Nonexponential Spin-Lattice Relaxation of Protons in Solid CH3CN and Solid Solutions of CH3CN in CD3CN

Abstract

The proton spin-lattice relaxation in solid C${\mathrm{H}}_3$CN, and in 1:6 and 1:10 solid solutions of C${\mathrm{H}}_3$CN in C${\mathrm{D}}_3$CN, has been measured by pulsed NMR techniques at a frequency of 30.0 MHz, for temperatures between 79.5 and 173°K. The relaxation is nonexponential at the higher temperatures, and exponential only at the lowest temperature. The experimental results for 1:6 solutions are compared with the relaxation previously predicted by a calculation based on the assumptions that (1) the relaxation is due to intramolecular dipole-dipole interactions between protons, which are time-dependent because of hindered rotations of the methyl groups, (2) the axes of hindered rotation are randomly oriented, and (3) the correlation time for reorientation is the same for all methyl groups at the same temperature. The distinctly nonexponential relaxation predicted by the theory is due to the inclusion of the effects of the cross correlations of the intramolecular dipole-dipole interactions.

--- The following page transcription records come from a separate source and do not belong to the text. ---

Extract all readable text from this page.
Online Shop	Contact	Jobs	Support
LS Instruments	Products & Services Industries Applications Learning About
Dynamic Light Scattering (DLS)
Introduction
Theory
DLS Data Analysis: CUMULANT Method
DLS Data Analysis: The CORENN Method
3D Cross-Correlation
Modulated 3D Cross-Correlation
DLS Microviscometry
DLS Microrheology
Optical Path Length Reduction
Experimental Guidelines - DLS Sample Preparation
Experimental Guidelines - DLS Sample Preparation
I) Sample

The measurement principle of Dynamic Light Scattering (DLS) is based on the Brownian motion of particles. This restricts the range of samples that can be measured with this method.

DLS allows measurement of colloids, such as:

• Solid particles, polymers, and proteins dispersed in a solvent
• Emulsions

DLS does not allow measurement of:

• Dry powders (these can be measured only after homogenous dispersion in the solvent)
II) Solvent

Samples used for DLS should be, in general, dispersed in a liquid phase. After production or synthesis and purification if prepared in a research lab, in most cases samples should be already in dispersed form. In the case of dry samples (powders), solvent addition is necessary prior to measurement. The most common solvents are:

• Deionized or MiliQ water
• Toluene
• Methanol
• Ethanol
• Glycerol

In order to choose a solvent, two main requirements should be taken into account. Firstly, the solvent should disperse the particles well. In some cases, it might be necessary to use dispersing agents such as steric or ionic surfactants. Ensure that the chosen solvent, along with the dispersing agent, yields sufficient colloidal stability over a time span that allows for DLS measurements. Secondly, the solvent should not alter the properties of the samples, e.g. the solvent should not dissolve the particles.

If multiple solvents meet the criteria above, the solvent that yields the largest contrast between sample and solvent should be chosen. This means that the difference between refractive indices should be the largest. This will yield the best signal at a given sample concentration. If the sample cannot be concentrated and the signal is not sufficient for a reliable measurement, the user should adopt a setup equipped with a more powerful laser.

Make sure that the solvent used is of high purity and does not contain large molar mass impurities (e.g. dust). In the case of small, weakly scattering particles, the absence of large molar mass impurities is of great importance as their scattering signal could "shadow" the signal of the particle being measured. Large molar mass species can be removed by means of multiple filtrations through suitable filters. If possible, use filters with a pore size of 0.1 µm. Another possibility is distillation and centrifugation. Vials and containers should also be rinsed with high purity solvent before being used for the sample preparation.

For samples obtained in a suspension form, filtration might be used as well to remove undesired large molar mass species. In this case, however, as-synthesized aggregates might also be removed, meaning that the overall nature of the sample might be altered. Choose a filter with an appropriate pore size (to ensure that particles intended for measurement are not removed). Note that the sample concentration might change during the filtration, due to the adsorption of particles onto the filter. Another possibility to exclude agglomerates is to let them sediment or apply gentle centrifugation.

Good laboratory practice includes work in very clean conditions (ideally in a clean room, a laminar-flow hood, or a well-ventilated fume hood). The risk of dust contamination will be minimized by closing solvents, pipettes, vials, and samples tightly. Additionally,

The agreement between the experimental results and the calculations is fairly good, the discrepancy being attributable to the effects of other relaxation mechanisms, such as intermolecular dipole-dipole interactions. The results provide the first experimental evidence of nonexponential spin-lattice relaxation produced by the effects of cross correlations of dipole-dipole interactions.